While the vast majority of executives, 85%, say they have a formal data governance program in place or underway, McIntyre said it doesn’t mean much if they lack confidence in the data itself. The challenge is not so much having a governance program but ensuring the data is genuinely auditable and transparent, which she said requires human logic. This, in turn, is needed to establish human trust.  

“Systems don’t build trust on their own. It’s up to humans to create the data hierarchy and define the business logic. You need a person behind the numbers to establish that framework and understand the ‘why,’ which ensures the data is clean and transparent enough for AI to be successfully built on top of it,” she said. 

In the same regard, while executives regularly doubt or double-check the data, this means little if this does not, in turn, turn that skepticism into meaningful investigation. While recognizing a gap is a starting point, she said, it needs to be followed by deeper research, allowing organizations to truly understand the root of their data before reacting.

One of the challenges of establishing a decent data governance program is that organizations do not always agree on who should be responsible for it: finance or IT. The OneStream survey found that while 89% of executives overall say finance and IT are aligned, 85% of CIOs believe they lead data governance, while 78% of CFOs claim the lead.
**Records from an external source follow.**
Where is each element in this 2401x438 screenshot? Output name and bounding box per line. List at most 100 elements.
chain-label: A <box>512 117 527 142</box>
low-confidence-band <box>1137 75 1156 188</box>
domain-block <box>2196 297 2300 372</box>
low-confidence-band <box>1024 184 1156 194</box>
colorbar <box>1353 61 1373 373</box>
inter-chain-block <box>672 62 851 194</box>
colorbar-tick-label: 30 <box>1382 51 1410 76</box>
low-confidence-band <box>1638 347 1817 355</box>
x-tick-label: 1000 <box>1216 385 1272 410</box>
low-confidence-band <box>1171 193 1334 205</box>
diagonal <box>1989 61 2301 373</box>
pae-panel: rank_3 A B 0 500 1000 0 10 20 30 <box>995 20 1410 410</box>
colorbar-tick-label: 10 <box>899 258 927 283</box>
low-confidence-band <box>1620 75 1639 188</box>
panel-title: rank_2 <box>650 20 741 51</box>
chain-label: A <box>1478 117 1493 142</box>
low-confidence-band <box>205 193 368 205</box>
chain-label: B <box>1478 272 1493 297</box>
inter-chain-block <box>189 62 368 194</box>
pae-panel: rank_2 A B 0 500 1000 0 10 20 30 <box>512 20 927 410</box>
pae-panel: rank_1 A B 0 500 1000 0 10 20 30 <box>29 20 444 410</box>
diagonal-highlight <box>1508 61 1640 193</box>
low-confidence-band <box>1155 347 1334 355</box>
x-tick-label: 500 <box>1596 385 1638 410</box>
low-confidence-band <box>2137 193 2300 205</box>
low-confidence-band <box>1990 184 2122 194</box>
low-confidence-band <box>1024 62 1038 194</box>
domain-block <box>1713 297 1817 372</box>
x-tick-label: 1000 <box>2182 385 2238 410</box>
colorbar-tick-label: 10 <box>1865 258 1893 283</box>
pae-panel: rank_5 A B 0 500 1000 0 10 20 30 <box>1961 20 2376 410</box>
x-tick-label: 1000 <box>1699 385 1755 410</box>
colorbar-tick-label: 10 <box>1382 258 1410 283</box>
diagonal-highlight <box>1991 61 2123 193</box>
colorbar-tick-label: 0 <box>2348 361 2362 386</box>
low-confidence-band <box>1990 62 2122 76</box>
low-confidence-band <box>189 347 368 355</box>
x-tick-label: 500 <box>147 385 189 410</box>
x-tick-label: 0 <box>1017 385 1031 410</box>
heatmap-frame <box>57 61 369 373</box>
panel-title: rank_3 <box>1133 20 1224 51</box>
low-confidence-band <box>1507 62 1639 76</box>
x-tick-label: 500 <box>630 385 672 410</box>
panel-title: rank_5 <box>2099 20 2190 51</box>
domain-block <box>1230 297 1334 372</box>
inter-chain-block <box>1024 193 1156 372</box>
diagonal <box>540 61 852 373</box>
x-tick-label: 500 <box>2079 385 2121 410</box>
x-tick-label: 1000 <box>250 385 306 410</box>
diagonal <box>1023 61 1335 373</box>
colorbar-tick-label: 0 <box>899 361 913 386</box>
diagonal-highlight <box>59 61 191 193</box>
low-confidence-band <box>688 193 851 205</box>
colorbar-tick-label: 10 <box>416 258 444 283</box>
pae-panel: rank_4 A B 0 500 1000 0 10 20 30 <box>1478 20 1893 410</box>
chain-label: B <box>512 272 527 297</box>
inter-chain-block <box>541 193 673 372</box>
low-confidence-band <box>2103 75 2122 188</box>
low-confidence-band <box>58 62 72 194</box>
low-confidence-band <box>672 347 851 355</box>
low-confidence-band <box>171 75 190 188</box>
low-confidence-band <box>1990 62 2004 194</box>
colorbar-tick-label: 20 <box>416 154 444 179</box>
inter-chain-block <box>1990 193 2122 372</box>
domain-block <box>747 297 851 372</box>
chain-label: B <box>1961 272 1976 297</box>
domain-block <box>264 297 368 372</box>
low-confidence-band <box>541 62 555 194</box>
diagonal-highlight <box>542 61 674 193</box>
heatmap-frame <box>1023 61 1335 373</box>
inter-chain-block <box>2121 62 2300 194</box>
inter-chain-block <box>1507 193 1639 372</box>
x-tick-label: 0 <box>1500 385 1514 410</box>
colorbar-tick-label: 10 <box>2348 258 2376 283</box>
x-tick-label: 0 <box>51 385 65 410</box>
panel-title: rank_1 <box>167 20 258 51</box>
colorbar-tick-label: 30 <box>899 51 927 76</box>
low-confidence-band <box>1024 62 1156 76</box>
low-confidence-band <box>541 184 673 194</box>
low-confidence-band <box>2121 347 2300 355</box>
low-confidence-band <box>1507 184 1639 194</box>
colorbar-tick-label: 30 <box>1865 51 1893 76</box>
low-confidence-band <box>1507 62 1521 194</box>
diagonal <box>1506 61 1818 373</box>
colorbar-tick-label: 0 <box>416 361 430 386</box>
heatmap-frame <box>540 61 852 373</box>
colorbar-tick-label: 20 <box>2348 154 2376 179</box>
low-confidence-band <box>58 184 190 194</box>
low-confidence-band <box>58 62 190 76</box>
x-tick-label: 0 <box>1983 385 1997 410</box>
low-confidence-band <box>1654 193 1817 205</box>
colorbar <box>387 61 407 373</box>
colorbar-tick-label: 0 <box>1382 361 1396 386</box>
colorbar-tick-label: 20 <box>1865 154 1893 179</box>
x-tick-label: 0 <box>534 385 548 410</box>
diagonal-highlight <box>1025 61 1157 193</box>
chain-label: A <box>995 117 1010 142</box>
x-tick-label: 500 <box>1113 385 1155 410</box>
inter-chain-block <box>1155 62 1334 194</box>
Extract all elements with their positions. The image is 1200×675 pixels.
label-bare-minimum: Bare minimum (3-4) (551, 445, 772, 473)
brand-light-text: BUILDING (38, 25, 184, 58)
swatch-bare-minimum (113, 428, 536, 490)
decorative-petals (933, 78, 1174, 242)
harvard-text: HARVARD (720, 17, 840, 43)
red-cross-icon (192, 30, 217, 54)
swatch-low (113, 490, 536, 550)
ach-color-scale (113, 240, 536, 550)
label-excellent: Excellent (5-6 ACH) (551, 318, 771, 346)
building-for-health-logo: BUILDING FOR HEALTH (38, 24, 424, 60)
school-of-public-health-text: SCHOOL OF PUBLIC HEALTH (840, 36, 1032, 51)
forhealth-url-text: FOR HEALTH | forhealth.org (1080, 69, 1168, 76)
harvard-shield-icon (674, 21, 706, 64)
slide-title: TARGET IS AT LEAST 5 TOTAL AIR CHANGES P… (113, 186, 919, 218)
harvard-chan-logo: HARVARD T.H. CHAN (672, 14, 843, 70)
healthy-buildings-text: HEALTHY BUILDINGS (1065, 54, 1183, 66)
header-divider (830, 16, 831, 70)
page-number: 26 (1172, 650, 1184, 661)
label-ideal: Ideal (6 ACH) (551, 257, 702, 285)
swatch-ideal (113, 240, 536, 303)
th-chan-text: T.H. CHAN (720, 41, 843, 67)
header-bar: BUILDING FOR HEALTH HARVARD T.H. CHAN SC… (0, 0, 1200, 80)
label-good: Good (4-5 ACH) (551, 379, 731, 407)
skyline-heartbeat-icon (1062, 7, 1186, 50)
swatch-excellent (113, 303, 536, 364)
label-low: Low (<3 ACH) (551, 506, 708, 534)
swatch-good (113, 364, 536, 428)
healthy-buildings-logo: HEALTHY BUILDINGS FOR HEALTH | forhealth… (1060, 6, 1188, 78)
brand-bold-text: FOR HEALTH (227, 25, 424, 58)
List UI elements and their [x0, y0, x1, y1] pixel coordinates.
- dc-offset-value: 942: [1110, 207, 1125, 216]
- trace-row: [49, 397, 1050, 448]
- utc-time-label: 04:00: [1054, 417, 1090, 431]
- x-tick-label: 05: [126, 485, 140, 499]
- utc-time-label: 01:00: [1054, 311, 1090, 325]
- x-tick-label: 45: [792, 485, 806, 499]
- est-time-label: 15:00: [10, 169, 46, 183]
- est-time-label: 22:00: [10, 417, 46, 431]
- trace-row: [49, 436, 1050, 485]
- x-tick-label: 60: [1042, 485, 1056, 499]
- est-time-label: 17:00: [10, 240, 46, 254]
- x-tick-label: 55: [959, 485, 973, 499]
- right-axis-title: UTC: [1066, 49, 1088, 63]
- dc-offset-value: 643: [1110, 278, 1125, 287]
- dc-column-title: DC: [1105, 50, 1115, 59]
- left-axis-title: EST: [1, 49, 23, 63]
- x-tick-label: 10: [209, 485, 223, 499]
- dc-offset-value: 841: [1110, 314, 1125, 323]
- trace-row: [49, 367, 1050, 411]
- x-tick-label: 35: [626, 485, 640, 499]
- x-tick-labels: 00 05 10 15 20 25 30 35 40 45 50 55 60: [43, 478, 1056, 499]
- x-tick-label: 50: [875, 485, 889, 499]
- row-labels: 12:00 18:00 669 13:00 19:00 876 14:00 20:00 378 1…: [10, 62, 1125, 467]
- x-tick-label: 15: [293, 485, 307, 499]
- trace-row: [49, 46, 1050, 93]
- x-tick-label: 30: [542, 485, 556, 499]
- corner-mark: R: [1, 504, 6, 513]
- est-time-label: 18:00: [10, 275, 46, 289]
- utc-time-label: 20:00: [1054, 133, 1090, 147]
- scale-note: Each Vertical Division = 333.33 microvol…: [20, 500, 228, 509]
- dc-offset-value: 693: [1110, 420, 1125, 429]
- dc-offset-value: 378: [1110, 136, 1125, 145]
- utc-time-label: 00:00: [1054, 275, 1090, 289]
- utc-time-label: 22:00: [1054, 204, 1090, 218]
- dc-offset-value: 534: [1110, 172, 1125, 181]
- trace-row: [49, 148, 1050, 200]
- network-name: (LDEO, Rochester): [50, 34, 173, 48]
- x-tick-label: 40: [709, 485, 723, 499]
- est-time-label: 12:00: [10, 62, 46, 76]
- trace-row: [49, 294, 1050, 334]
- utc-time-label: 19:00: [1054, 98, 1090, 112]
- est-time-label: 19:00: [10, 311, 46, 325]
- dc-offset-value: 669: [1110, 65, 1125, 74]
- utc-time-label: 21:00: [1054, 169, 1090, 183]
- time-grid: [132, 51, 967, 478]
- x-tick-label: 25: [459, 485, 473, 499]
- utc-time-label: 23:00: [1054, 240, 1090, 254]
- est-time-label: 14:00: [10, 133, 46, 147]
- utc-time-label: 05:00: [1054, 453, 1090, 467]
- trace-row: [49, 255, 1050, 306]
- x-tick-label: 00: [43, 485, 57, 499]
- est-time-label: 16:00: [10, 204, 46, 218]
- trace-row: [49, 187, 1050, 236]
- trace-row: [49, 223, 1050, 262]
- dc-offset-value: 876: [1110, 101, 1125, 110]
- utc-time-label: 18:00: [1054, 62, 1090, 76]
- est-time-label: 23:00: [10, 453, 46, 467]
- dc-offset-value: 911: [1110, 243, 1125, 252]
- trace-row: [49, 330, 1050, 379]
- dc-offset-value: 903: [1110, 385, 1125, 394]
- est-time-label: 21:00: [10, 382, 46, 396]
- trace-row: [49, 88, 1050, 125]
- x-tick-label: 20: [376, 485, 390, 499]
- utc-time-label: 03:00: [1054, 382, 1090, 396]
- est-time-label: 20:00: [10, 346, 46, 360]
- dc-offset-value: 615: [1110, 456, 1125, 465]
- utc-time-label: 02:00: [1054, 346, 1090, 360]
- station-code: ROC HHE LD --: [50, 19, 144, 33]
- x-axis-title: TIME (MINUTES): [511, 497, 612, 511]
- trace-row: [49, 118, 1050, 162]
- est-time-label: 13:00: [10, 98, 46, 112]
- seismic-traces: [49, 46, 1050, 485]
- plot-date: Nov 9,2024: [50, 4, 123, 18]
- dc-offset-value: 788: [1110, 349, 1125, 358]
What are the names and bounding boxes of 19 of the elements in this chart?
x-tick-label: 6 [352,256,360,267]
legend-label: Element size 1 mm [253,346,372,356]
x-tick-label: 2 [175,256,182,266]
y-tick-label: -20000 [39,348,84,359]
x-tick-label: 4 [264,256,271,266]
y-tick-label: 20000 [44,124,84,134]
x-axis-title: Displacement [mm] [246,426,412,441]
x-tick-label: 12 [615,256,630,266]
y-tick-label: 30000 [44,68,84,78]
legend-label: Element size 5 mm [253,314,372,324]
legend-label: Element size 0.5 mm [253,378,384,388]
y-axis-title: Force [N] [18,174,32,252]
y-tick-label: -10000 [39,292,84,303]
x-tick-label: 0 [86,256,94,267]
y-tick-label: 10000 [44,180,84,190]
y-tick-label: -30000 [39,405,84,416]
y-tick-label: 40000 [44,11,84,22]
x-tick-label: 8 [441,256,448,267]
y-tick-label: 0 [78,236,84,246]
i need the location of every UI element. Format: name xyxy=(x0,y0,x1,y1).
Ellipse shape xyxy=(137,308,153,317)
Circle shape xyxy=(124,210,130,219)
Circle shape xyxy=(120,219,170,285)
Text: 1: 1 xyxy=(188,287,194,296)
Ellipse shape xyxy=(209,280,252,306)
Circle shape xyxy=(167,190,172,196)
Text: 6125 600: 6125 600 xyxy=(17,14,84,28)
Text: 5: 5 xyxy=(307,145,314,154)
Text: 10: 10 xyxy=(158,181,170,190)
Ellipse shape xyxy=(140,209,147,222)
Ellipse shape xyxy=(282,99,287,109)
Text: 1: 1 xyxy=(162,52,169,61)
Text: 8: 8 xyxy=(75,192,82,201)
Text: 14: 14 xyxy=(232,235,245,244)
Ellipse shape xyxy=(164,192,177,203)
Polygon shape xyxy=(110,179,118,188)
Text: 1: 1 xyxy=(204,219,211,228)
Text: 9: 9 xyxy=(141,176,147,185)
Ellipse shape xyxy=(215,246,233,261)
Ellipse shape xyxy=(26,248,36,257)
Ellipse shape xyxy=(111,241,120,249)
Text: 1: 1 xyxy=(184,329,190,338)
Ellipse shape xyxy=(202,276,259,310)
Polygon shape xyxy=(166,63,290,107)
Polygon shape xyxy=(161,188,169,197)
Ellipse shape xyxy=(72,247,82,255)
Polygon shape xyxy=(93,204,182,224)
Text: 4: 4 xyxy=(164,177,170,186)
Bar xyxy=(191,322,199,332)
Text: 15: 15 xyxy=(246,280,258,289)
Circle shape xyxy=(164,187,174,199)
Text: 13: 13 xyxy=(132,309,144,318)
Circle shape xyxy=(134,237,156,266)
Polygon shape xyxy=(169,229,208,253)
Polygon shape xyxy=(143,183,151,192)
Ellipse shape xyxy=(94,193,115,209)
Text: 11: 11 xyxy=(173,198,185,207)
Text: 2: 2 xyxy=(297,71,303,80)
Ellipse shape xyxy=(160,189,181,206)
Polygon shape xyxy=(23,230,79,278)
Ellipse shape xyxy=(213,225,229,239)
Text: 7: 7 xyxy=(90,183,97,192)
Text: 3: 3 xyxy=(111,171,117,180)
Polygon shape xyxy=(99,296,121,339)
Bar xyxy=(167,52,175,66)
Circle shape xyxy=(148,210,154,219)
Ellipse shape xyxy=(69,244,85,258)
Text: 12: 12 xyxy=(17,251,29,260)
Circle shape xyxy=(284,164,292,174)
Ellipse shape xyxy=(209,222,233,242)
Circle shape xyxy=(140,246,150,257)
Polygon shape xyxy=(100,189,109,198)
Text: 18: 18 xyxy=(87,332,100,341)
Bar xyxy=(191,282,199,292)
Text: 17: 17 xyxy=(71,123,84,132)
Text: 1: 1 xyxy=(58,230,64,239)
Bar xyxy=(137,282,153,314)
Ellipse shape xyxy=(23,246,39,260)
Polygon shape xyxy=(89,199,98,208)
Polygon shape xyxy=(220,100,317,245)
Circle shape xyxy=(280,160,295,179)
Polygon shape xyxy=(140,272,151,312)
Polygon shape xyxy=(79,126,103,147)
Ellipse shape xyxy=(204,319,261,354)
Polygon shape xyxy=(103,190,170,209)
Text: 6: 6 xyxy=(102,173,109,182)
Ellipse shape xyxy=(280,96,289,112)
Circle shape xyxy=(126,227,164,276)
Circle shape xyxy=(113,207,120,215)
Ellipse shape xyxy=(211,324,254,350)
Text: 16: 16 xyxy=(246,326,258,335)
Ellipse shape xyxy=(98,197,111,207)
They also have a different perspective on data governance challenges: Finance prioritizes accuracy, context and accountability, and IT focuses on enablement, scalability and execution. Because of this disconnect, nearly one in three CFOs (32%) cite “lack of data ownership” as a key barrier to success. 

This calls to mind a recent study from Grant Thornton that found similar mismatches between different parts of the organization (see previous story). GT found that, within the C-suite, 39% of CIOs and CTOs said their workforce is fully ready to adopt AI compared to only 7% of COOs. Further, the study found that 54% of COOs are concerned about regulatory and compliance uncertainty related to agentic AI, versus 20% of CTOs.  

A similar confidence mismatch was found in a recent survey from data extraction solutions provider Parseur, which noted that, on the one hand, 88% of U.S. business leaders said they are very or somewhat confident in the accuracy of the data feeding their analytics and AI systems but, on the other, 69% of them reported discovering errors in document-derived data at least sometimes, if not often or very often. Parseur said this implies finding mistakes in the data is a regular occurrence. The study also pointed out that the quality of the AI models that everyone seems to be using today depends on the quality of the data fed into them, which implies that overconfidence in data quality is a risk factor for AI implementation. 

This confidence mismatch was also found in Deloitte’s State of AI in Enterprise report, which found that a comfortable 74% majority of companies said they plan to deploy agentic AI sometime within two years, 23% are already using agentic AI at least moderately, and 85% of companies expect to customize agents to fit the unique needs of their business. Trust and investment in AI generally is also on the rise, with 84% of organizations increasing their AI investments, and 78% of leaders reporting greater confidence in the technology. At the same time, only 21% of companies say they currently have a mature model for governance of autonomous agents.

However, governance lagging behind ambitions in AI is not a new thing. Last year, for example, governance, risk and compliance solutions provider AuditBoard (now Optro) found over 80% of respondents said their organizations are either very or extremely concerned about AI risks but, at the same time, only 25% said they have fully implemented an AI governance program. Meanwhile, although 92% of respondents said they are confident in their visibility into third-party AI use, just 67% of organizations report conducting formal, AI-specific risk assessments for third-party models or vendors. That leaves roughly one in three firms relying on external AI systems without a clear understanding of the risks they may pose.